Less Proof, More Imprecision
The pressure to arrive at proof might be getting in the way of thinking bigger, planning longer-term, and acting upstream.
Publicly-traded companies are regularly criticized for optimizing around their quarterly earnings and not thinking long-term about their business, and I’m beginning to think that the stringent impact metrics imposed upon us (or self-imposed on ourselves) are our sector’s equivalent of quarterly earnings reports.
The pressure to arrive at proof might be getting in the way of thinking bigger, planning longer-term, and acting upstream. For a publicly-traded company to disrupt itself and reinvent its business, it needs to contend with the reactions it will face in the public markets. Non-profits and social enterprises that are held to precise proof-points of impact face similar consequences: they struggle to work upstream into root causes, they are held back from thinking divergently about where the space is trending.
Better to demonstrate to a funder that we can guarantee delivery of 3,000 meals every month at the soup kitchen than to begin some imprecise, upstream work addressing the drivers of homeless that could be difficult to prove. That upstream work might not be effective (in which case funding is lost) and/or that upstream work might be so far upstream that it’s nearly impossible to prove effectiveness (in which case funding is also lost). Our system rewards short-term precision and proof because we are in a rat race that optimizes for the quick-ripening/low-hanging fruit of impact.
I’d suggest those of us in the impact investing, social enterprise, and philanthropic spaces consider two lines of inquiry:
- At what point are our standards of precision and our thresholds of proof a barrier to real impact instead of an enabler of it? We need to embrace greater imprecision and lower our standards of proof.
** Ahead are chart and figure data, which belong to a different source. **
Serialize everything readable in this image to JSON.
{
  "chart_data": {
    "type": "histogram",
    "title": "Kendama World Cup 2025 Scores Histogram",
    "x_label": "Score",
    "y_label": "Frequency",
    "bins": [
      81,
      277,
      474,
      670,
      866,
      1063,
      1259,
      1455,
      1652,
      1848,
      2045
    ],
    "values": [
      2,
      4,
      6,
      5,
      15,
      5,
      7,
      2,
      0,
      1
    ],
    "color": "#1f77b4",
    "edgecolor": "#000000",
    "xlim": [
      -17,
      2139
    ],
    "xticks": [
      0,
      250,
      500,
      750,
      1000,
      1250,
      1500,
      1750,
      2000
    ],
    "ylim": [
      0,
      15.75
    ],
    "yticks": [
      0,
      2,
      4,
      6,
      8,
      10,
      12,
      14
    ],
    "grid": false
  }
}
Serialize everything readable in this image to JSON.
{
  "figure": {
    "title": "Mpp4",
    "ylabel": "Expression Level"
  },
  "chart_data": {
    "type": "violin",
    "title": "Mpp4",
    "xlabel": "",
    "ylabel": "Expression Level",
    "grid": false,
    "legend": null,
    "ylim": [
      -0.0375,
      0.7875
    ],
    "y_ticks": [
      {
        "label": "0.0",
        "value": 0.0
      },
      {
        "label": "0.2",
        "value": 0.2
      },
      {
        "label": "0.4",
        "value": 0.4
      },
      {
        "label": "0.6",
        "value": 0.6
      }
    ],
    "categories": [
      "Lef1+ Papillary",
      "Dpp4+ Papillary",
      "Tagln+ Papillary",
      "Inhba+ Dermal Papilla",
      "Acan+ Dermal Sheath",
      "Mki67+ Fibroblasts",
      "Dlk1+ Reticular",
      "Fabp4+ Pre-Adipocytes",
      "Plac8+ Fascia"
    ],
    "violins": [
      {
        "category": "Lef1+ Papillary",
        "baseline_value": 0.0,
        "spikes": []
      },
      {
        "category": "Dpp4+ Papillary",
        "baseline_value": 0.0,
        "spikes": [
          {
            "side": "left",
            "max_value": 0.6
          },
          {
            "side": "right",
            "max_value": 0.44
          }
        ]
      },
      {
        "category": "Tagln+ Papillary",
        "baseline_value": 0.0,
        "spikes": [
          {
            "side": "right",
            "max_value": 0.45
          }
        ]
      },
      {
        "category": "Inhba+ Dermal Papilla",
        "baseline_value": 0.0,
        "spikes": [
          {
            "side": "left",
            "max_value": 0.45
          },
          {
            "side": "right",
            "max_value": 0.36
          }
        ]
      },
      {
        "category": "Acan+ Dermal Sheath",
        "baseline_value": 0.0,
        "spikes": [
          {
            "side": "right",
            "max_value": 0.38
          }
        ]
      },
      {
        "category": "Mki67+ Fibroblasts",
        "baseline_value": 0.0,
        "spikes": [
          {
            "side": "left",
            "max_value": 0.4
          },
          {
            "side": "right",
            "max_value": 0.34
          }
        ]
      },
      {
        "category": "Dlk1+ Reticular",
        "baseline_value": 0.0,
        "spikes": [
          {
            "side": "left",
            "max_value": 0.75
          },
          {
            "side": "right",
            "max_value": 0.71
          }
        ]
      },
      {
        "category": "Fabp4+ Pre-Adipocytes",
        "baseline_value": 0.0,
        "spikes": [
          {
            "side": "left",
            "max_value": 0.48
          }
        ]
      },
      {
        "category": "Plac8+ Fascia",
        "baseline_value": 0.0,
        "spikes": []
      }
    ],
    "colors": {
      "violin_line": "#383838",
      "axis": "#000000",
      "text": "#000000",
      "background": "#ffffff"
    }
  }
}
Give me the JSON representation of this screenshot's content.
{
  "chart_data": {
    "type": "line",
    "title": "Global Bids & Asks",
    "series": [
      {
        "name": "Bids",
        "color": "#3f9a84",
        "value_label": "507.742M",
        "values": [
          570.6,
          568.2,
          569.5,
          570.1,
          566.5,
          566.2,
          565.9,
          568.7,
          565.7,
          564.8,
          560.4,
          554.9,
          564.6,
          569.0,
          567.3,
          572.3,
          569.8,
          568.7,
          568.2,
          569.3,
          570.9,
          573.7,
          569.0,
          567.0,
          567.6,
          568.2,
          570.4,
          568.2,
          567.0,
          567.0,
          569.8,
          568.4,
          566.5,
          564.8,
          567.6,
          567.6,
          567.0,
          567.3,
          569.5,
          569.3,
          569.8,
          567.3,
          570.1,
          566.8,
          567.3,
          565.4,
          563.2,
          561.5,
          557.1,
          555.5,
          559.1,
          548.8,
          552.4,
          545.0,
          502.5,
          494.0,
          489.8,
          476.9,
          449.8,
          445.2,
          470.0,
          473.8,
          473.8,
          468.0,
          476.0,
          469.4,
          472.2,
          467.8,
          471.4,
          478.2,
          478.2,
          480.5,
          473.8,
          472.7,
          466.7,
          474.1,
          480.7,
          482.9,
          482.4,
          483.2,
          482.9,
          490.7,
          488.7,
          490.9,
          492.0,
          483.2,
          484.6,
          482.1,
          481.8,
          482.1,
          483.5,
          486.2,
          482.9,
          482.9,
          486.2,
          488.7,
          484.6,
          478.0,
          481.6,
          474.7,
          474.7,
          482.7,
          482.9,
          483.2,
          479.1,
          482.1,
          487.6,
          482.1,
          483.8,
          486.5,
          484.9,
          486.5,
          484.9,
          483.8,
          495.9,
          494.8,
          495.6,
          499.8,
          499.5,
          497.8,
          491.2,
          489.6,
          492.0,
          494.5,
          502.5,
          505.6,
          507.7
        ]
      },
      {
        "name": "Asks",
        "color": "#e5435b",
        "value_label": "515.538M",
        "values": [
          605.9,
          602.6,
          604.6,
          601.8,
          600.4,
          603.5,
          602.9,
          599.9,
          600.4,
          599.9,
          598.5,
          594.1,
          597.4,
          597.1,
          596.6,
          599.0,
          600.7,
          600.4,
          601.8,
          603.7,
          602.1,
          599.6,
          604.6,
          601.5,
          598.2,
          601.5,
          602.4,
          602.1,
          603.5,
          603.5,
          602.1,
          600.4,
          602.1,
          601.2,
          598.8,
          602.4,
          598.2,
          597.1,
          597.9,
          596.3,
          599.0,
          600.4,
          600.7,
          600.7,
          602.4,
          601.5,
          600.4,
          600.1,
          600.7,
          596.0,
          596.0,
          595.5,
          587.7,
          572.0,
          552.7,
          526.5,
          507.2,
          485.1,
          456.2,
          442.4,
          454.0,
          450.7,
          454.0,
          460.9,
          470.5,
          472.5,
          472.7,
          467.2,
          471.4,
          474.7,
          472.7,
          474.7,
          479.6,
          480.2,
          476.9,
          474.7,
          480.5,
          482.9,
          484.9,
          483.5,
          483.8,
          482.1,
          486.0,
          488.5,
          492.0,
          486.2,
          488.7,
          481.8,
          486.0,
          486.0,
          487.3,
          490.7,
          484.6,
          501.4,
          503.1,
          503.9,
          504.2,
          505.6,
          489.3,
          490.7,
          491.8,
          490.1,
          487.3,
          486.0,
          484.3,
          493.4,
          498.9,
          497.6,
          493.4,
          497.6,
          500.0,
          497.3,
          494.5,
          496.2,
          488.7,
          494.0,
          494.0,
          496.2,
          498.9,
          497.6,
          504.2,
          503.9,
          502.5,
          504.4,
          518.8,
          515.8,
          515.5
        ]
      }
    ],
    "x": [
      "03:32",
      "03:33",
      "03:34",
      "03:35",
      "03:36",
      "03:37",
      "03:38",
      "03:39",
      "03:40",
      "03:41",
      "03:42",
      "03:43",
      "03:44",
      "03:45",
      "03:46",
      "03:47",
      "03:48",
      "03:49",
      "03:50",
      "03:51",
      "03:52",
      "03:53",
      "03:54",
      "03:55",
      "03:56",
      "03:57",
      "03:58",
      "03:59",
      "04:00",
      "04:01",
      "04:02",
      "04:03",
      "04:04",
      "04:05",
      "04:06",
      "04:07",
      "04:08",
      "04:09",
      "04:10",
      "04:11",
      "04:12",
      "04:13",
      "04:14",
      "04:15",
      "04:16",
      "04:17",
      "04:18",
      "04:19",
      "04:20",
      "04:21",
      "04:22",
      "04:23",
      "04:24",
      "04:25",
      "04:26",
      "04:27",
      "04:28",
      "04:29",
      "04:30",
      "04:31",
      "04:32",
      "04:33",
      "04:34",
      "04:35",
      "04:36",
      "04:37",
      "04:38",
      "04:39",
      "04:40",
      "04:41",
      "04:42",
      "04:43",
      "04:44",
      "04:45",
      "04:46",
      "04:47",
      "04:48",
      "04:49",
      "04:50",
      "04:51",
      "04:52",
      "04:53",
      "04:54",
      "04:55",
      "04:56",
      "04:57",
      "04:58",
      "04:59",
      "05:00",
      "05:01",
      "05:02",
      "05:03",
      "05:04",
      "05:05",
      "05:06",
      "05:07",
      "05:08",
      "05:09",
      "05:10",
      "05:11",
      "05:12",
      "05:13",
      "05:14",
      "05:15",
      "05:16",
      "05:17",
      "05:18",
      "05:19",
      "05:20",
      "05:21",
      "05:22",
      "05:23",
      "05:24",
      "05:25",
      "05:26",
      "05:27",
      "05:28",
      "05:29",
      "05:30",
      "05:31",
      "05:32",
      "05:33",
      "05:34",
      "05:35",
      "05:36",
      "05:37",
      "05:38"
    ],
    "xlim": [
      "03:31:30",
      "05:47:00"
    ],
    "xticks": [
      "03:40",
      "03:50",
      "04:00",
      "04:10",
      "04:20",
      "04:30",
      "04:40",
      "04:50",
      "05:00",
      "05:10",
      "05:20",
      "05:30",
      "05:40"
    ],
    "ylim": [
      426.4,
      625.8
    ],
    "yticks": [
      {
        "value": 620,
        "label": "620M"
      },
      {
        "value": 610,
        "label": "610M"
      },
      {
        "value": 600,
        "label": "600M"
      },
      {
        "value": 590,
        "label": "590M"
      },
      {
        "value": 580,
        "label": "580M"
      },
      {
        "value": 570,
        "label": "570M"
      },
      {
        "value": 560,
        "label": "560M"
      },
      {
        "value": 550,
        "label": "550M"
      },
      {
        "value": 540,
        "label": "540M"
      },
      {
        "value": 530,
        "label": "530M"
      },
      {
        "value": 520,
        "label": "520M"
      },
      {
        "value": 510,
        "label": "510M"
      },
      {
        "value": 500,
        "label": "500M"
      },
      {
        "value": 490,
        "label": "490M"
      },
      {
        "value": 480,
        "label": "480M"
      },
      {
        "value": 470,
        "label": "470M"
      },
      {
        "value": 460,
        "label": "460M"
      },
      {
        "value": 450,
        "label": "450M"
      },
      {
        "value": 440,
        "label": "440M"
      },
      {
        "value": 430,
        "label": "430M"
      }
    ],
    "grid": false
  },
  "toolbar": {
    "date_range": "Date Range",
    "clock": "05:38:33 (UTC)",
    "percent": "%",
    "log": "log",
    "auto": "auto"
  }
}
For example, when the only eligible grantees for a foundation’s “big bet” are those with a randomized control trial, is that a big bet or a safe bet? As long as we operate within the narrow confines of precision, we limit our ability to try experimental or upstream approaches.
- When is our obsession with precision and proof of impact more about reinforcing our need to be right and less about determining that impact is actually happening? Is it possible that both the obsession with quantitative metrics and the relentless drive towards proof are sometimes more about our own fragile need to know beyond-a-shadow-of-a-doubt that our money and our work are actually effective? What is it about being imprecise that makes us so uncomfortable?